Far back in the deep lot I see an ancient oak, thirty-inch trunk diameter, with a couple of damaged branches. It’s still a great tree.
ME: “Mmm, is it giving you too much shade? Let’s see, that direction is northwest. Why don’t you like the tree?”
CUSTOMER: “It drops branches on my lawn! And we have kids!”
ME[considering the chances of kids playing outside way back there in a wind storm]: “I will give you the name of a couple of professional arborists who might clean up the broken branches for you, and lighten the canopy for the tree’s health. You know, a mature tree like that is actually really good for the property as a windbreak and an excellent habitat tree for birds.”
CUSTOMER: “Forget the birds. I don’t want them pooping around here. We’re gonna put up a patio there.”

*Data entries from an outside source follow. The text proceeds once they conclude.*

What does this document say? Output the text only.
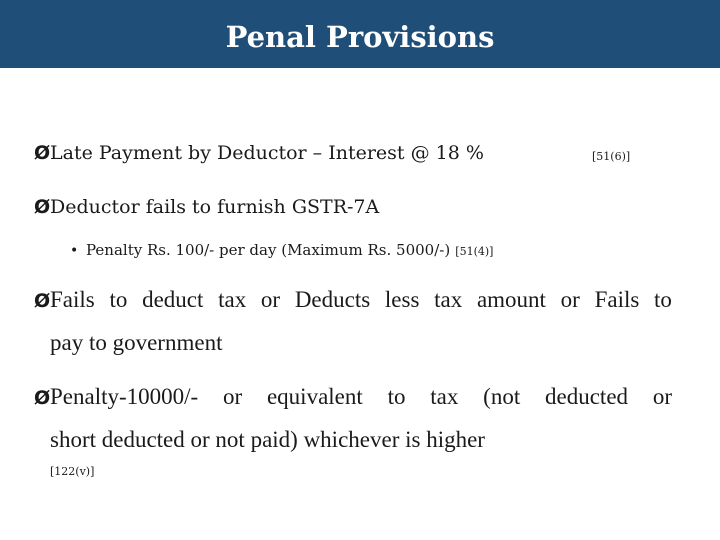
Penal Provisions
ØLate Payment by Deductor – Interest @ 18 %	[51(6)]
ØDeductor fails to furnish GSTR-7A
• Penalty Rs. 100/- per day (Maximum Rs. 5000/-) [51(4)]
ØFails to deduct tax or Deducts less tax amount or Fails to
pay to government
ØPenalty-10000/- or equivalent to tax (not deducted or
short deducted or not paid) whichever is higher
[122(v)]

The visit wears on. He wants flowers by the deck (but none that attract bees). He wants to replace those boxwoods and junipers (so much trouble to clip every year) and get some “low-maintenance” Canada hemlocks. He wants the row of blue spruces to stay shorter and narrower (already having topped and chopped them this spring). He’s getting rid of mulch because it gets in the lawnmower and asks me where he can get some of that white gravel because it looks so neat. All I can do is listen, make notes with recommendations of suitable plants and best landscape practices to give to him—although he is not listening to me—and leave literature about proper planting, watering, and pruning. Perhaps he will find a landscaper to do what he wants so that he can have a sterile, flowerless, leafless, insect-, and bird-free yard. So very sad.